I am implemententing the Verlet algorithm for a double well potential V(x) = x^4-20x^2, as to create a simple phase portrait.The generated phase portrait has an augmented oval shape and is clearly incorrect. I have a feeling that my problem is occurring in my definition of the of x^3 but I am not sure. I have also included the algorithm for a classical harmonic oscillator to show that my code works correctly.
import numpy as np
import matplotlib.pyplot as plt
###Constants
w = 2
m=1
N=500
dt=0.05
t = np.linspace(0, N*dt, N+1)
np.shape(t)
x = np.zeros(N+1)
p = np.zeros(N+1)
p_0 = 0
x_0 = 1
x[0] = x_0
p[0] = p_0
#Velocity Verlet Tuckerman
#x(dt) = x(0) +p(0)/m*dt + 1/(2m) * F(x(0))
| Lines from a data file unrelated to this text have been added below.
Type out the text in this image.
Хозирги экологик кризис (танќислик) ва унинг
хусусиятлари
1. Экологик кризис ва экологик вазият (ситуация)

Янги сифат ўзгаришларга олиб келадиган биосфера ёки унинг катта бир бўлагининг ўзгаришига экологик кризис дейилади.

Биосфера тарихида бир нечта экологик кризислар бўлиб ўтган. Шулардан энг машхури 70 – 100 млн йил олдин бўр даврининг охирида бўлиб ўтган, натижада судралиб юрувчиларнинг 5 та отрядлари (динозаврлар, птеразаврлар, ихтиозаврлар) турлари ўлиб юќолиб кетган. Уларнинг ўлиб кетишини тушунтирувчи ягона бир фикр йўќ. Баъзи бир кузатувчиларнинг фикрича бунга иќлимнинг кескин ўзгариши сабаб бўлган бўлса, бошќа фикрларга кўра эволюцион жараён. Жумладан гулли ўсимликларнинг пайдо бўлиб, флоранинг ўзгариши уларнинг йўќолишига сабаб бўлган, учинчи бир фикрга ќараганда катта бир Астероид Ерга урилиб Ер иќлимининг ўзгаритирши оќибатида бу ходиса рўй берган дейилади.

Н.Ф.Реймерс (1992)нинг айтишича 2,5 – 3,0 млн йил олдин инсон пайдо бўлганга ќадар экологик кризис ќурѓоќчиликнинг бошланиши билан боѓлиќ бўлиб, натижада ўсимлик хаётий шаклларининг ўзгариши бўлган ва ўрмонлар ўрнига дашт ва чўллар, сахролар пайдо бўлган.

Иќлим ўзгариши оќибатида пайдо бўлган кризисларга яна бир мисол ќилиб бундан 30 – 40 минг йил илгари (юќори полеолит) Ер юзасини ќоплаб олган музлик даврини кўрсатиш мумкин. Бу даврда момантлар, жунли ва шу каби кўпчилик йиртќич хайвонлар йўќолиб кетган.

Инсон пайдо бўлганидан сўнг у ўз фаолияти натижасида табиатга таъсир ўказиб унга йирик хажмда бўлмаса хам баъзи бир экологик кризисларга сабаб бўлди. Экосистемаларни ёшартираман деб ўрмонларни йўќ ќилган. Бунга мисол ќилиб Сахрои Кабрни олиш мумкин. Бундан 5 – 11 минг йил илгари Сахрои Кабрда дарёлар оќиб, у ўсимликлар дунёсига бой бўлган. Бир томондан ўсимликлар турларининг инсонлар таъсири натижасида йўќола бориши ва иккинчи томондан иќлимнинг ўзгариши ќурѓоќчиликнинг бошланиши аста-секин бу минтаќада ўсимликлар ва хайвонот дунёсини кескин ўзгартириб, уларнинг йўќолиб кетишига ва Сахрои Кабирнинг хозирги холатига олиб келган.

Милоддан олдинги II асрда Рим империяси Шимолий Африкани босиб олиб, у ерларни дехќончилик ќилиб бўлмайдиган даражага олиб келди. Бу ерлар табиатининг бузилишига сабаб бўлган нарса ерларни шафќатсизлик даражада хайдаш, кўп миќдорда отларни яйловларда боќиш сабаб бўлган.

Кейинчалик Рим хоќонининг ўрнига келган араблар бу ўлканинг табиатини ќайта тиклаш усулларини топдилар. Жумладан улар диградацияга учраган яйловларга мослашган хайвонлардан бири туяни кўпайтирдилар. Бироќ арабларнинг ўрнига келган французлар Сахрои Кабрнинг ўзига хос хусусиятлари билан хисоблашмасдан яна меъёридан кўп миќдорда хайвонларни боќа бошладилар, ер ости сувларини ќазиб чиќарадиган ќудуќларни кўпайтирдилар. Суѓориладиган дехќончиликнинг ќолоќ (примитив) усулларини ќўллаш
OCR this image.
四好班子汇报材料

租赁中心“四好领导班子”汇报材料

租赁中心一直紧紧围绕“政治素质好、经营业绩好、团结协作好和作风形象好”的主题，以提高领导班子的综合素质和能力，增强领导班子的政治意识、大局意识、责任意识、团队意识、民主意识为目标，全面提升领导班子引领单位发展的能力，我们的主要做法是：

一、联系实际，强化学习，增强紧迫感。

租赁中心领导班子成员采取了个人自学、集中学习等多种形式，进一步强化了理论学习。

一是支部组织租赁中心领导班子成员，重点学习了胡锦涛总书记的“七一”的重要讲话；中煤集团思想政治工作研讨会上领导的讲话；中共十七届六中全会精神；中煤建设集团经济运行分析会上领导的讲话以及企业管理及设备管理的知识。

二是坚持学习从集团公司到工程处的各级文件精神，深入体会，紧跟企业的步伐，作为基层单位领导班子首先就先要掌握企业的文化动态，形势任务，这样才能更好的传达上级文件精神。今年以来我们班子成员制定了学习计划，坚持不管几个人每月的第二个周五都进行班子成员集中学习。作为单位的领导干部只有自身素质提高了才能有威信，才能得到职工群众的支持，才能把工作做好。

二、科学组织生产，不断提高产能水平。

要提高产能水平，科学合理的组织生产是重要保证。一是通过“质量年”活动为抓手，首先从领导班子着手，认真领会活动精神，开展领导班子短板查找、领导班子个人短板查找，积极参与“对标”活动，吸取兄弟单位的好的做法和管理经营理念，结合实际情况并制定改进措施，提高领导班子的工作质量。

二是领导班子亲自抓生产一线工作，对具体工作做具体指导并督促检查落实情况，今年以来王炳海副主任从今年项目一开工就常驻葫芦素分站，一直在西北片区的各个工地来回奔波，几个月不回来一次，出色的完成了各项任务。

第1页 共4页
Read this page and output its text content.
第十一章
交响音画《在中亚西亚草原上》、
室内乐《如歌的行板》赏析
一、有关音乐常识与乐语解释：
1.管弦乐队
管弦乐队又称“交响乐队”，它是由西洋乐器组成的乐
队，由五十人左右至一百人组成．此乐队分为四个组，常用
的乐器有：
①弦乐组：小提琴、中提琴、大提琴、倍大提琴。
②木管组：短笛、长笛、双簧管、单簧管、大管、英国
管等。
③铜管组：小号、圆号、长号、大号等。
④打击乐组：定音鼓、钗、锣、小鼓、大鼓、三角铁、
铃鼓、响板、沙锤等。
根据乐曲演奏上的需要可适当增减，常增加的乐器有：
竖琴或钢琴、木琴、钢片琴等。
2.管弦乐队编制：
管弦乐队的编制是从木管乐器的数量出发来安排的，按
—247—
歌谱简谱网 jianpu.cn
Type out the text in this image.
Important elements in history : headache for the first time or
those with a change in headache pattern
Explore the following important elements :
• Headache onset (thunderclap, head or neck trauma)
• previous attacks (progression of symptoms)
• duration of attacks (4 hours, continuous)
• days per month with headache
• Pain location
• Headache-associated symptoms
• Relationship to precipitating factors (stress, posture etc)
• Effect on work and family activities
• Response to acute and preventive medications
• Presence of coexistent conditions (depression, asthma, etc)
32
#p(dt = p(0) + dt/2[F(x(0)) + F(x(dt))]
#Harmonic Oscillator F(x) = -kx = -mw^2x
for n in range(N):
x[n+1] = x[n] + (p[n]/m)*dt - (0.5)*w**2*x[n]*dt*dt
p[n+1] = p[n] - m*(0.5)*w**2*x[n]*dt - m*0.5*w**2*x[n+1]*dt
plt.plot(x,p)
#Symmetric Double Well: F(x) = -4x^3 + 40x
#V(x) = x^4 -20x^2
for n in range(N):
x[n+1] = x[n] + (p[n]/m)*dt +1/(2*m)*( -4*(x[n]*x[n]*x[n])*dt*dt +40*x[n]*dt*dt)
p[n+1] = p[n] + (1/2)*(-4*m*(x[n]*x[n]*x[n])*dt +40*m*x[n]*dt - 4*m*(x[n+1]*x[n+1]*x[n+1])*dt +40*m*x[n+1]*dt)
plt.plot(x,p)
Thanks!
To be more precise, V has a minimum at x=+-sqrt(10) with value -100, the local maximum at x=0 gives value 0. The initial position x0=1, v0=0 places the solution in the right valley, oscillating around sqrt(10).
To get a figure-8 shape you need an initial point with V(x0) slightly larger than zero. For instance with x0=5 one gets V=25*(25-20)=125. Or take x0=4.5 ==> x0^2=20.25 ==> V ~ 5.